Les initiateurs de ces pétitions reprochent au Conseil général la prise en charge de la défense de J.-N. Guérini dans l'affaire du licenciement - qui aurait été arrangé - de son ancien directeur de cabinet et actuel député PS des Bouches-du-Rhône, Jean-David Ciot, pour laquelle le sénateur est mis en examen pour ...détournement de fonds publics.  Ciot est lui mis en examen pour recel.

Le Conseil général justifie cette prise en charge financière par le fait que Guérini a agi dans le cadre de ses fonctions de président de la collectivité.
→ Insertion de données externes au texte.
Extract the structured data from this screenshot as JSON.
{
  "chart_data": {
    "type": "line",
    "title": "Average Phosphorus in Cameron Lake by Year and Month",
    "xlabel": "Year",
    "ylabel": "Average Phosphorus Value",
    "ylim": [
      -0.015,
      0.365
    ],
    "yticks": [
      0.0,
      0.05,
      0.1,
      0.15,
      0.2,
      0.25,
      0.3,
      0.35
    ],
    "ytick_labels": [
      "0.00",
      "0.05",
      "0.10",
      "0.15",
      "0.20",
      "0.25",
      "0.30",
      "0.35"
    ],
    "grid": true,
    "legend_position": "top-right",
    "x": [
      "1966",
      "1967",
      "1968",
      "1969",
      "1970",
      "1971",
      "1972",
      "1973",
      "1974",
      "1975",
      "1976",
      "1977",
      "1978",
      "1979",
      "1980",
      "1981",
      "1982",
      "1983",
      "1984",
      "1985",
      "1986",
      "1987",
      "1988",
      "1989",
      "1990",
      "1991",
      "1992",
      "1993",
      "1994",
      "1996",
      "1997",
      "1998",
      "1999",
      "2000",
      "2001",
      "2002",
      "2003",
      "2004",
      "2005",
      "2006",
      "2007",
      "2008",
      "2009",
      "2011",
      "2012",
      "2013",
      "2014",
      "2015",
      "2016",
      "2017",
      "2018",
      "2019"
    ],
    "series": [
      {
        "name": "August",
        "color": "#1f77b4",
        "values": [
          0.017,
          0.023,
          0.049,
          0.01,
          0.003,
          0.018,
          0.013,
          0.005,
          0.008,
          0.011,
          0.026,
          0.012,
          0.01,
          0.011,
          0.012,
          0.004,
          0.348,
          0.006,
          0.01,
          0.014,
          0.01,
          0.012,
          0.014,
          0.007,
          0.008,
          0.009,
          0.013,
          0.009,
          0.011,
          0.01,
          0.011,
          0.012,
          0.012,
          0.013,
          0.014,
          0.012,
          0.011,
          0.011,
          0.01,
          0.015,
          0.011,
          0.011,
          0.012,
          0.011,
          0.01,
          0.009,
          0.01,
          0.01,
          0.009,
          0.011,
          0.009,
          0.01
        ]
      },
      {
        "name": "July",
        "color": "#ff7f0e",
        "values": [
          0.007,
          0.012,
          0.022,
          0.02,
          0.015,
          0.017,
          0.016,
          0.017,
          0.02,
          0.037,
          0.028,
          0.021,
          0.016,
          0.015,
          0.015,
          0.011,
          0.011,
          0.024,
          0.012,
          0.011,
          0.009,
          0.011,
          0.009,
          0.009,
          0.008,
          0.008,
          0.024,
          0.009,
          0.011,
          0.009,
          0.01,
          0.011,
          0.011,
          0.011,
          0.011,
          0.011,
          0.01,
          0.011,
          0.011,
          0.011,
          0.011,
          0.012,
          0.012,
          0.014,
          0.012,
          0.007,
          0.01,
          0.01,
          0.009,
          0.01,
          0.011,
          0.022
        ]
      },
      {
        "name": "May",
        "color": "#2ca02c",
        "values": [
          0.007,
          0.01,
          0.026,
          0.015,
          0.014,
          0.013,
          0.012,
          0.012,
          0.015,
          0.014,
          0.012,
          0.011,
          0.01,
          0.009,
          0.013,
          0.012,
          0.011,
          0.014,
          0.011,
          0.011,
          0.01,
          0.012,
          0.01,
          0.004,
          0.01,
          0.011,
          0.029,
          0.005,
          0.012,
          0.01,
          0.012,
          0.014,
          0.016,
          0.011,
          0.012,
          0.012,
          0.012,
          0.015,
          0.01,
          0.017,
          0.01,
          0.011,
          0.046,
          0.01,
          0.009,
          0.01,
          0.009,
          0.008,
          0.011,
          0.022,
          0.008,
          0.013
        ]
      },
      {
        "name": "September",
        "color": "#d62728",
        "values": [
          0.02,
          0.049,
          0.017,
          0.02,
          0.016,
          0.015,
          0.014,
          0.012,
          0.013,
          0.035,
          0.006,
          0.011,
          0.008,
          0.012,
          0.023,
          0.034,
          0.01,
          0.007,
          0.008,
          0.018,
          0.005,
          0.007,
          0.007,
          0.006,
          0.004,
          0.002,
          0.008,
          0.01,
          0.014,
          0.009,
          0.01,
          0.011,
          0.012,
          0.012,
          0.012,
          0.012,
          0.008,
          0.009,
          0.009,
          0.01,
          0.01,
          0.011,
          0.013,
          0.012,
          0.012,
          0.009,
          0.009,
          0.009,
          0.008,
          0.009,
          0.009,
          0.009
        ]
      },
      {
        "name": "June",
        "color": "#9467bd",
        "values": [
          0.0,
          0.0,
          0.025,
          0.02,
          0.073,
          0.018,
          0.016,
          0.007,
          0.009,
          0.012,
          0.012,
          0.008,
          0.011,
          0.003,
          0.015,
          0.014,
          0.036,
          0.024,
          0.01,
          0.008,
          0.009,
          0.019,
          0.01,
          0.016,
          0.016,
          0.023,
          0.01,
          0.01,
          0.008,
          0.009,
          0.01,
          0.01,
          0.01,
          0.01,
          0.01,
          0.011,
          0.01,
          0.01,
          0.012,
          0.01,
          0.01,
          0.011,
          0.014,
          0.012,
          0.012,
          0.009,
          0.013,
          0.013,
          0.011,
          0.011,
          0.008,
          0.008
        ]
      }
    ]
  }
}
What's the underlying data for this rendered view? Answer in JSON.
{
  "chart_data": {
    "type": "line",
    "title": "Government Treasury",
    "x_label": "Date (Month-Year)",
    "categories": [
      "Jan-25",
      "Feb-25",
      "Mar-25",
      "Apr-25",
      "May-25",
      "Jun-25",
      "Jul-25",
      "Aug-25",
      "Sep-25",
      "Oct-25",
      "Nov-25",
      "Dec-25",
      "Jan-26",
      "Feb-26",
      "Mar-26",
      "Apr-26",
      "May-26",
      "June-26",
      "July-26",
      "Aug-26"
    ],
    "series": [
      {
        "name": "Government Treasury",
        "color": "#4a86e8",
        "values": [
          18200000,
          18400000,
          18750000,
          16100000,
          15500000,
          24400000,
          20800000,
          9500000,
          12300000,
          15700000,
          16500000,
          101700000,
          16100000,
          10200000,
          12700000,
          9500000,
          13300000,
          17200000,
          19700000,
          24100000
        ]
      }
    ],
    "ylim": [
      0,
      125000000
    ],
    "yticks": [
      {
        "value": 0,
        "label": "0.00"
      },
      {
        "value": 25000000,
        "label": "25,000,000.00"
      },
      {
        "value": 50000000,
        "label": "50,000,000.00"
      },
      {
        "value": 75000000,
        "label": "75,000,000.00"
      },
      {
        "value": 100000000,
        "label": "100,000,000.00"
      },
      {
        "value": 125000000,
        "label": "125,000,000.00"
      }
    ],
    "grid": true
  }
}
Une délibération votée le 29 mars - seuls trois conseillers socialistes s'étaient abstenus, la droite votant contre - évoque une "protection fonctionnelle", car "ces faits ne présentent pas le caractère de fautes détachables de l'exercice de ses fonctions", en s'appuyant sur "le code général des collectivités territoriales" et la "jurisprudence".

Pour les mêmes raisons, l'assemblée départementale a voté la prise en charge des frais de justice de M. Guérini dans des procédures en diffamation contre le quotidien La Provence.
Ces affaires sont distinctes de celle pour laquelle l'élu est mis en examen avec son frère Alexandre, qui concerne des décharges publiques dans le département, et de celle pour laquelle tous deux ont récemment été placés en garde à vue chez les gendarmes. Ces deux dossiers, qui sont pour lui les plus épineux, ne sont pas concernés par les délibérations du Conseil général.